01:14:40   You're in a cave while you're writing.

01:14:43   I think announcing this at the WWDC makes so much sense because what Apple have done is they've built the basics.

01:14:49   And I think that's the smart thing here.

01:14:51   I don't feel like they tried to push anyone, me, any developer into any specific box of this is what you should make for this thing.

01:15:01   And I've been speaking to developers.

01:15:03   Apple has had a presentation for developers and they've shown them there are multiple types of experiences you can make.

01:15:09   You can make something that basically just looks like a floating app window,

01:15:12   but you can also freely make any type of fully immersive experience that you want and anywhere in between that.

01:15:20   Like that's what you have available to you with the tool set that they've provided.

01:15:24   You can make your text editor in a window, but you can also make your text editor with this whole VR environment around it that you can create and make it fully immersive.

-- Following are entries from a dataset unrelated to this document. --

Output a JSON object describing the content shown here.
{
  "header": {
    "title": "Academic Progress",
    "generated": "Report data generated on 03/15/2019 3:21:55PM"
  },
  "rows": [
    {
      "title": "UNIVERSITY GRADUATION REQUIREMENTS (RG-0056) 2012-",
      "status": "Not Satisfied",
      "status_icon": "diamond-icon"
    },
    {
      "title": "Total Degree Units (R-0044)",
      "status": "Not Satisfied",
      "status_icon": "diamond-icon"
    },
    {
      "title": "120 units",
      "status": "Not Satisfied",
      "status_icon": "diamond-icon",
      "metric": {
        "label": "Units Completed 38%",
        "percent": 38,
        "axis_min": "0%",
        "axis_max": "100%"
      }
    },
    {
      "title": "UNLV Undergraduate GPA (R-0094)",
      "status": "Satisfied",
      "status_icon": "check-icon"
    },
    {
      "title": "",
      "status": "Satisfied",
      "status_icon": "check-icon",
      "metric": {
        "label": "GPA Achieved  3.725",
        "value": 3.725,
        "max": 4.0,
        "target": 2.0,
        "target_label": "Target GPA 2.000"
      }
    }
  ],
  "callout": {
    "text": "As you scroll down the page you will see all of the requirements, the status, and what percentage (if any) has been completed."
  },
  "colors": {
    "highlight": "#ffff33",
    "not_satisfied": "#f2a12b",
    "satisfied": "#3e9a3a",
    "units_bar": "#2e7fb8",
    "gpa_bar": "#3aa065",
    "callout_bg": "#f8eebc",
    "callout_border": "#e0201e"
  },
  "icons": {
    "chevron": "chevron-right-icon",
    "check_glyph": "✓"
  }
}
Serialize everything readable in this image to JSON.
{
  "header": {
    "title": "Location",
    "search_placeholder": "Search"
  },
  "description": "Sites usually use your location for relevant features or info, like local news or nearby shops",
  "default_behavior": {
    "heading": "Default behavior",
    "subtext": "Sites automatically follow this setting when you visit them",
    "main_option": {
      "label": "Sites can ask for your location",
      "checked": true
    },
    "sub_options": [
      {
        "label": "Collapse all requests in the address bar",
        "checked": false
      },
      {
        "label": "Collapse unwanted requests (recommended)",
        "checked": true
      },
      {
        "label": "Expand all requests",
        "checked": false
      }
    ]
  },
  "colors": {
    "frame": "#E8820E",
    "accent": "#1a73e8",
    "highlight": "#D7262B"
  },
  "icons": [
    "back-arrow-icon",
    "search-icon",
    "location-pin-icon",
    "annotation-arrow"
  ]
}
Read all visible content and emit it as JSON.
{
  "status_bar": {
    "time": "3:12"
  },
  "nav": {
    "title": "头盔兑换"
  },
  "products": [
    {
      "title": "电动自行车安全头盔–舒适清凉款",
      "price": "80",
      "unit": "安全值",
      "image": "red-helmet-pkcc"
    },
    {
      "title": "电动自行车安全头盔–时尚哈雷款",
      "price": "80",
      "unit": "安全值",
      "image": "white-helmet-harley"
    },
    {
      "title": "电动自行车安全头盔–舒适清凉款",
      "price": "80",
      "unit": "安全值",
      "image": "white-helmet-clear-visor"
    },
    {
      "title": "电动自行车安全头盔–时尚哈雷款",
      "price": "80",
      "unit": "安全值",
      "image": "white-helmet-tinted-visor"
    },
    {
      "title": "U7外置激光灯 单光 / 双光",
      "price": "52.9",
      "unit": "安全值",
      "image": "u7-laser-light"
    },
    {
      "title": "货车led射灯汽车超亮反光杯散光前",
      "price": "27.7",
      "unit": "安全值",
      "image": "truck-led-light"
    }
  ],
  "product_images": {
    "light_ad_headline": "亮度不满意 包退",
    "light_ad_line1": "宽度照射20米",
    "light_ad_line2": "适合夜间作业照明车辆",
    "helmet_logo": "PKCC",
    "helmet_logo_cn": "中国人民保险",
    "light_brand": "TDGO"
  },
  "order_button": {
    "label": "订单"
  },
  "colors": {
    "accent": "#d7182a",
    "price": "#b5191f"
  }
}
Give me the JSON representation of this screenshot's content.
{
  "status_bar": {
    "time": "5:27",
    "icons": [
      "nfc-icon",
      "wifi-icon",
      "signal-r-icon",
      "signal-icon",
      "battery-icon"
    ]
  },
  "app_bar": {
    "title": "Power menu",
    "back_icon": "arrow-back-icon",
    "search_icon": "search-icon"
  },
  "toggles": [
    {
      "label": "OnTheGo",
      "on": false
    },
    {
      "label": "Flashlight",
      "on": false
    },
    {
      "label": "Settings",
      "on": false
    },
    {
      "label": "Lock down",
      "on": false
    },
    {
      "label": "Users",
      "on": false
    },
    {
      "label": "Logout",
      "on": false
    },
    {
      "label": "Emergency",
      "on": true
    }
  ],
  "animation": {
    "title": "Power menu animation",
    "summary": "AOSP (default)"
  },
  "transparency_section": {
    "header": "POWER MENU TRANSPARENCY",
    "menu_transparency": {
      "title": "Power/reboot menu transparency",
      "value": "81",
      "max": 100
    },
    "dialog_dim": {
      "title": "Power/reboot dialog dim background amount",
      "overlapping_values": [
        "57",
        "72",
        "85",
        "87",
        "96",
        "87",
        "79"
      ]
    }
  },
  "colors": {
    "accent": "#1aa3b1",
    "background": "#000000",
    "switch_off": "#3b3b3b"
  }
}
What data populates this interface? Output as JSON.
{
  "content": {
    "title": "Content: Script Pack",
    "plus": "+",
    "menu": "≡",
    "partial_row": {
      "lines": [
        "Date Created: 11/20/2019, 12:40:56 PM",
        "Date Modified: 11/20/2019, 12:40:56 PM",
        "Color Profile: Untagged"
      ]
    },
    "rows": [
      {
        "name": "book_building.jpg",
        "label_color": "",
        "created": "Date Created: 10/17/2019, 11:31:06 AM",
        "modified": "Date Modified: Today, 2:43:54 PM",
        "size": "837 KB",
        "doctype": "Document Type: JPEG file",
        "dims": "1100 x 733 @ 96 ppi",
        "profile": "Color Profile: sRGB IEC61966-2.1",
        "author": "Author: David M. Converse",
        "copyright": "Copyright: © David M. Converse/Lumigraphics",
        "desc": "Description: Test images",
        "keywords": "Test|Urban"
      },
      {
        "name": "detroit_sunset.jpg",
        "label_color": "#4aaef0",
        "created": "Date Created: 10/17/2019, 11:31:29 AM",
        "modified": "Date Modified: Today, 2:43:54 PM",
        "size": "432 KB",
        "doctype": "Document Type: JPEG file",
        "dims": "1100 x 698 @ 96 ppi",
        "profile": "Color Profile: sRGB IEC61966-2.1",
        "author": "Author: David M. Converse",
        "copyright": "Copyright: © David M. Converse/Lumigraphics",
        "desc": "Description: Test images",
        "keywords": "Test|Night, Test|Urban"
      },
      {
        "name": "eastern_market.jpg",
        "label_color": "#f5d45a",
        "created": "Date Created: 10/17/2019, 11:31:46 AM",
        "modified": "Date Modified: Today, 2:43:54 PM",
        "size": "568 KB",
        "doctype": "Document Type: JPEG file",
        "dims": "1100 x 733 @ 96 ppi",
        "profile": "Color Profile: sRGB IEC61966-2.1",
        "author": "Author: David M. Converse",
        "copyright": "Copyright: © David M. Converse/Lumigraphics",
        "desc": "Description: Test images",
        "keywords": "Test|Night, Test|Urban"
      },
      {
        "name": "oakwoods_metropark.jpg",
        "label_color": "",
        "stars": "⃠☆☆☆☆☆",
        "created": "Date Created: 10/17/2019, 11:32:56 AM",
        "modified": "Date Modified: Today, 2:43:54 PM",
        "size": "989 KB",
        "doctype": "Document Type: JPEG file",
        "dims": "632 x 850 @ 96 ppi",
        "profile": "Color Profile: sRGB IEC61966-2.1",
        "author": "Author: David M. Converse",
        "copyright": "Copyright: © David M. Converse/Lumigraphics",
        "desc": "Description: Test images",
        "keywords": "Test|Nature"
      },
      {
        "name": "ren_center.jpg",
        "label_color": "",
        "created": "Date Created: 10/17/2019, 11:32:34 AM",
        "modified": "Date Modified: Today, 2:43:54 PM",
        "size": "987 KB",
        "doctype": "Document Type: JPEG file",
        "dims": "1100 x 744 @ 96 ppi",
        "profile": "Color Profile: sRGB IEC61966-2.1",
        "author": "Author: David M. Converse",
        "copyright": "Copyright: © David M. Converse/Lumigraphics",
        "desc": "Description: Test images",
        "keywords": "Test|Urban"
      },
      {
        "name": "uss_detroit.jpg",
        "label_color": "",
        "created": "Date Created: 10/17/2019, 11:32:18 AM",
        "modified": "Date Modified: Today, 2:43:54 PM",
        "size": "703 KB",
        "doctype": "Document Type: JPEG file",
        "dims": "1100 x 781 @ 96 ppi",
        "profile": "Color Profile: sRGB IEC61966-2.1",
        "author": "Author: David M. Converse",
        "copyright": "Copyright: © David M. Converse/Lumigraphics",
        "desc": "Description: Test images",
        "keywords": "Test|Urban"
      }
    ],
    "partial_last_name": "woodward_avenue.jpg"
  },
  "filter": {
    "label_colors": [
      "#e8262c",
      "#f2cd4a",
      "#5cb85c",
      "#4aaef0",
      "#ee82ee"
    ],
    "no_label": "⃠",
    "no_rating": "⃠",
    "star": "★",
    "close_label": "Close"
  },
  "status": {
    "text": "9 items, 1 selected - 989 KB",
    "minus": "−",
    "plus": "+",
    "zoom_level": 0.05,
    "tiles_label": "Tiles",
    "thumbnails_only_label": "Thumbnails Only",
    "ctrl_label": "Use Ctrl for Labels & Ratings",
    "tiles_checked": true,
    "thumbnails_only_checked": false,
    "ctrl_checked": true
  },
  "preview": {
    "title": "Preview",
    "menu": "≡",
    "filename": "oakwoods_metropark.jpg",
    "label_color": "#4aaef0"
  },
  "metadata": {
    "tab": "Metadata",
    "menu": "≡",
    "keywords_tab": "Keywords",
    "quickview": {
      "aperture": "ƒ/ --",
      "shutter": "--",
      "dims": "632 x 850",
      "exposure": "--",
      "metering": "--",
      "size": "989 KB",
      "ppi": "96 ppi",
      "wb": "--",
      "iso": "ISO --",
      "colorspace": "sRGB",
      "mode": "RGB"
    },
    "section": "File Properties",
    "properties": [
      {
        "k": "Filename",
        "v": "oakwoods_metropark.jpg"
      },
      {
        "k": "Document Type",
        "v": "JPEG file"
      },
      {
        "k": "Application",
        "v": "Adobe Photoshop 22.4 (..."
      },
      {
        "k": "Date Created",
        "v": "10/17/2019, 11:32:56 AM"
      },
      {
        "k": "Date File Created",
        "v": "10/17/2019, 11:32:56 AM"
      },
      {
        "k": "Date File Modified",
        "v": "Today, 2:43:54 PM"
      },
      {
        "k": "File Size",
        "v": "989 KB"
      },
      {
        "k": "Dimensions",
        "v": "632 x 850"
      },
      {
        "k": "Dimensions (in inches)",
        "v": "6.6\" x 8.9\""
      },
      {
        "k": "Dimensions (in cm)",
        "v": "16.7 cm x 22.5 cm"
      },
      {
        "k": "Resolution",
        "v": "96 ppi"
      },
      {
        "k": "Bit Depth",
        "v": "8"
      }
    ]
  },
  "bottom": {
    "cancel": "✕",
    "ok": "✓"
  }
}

01:15:34   I feel like we're at the start of something new and I just cannot get over how incredibly fortunate I feel to have not just been here when it was announced,

01:15:49   but to have also been one of the incredibly small amount of people in the world that got to use it.

01:15:58   I feel like I've worked for 15 years to try and have an experience like this.

01:16:05   And the experience that I have had is just one of those things where I could never tell my past self what this could have been like,

01:16:16   because there's just no way that I could have believed it.

01:16:18   believed it. It's unbelievable.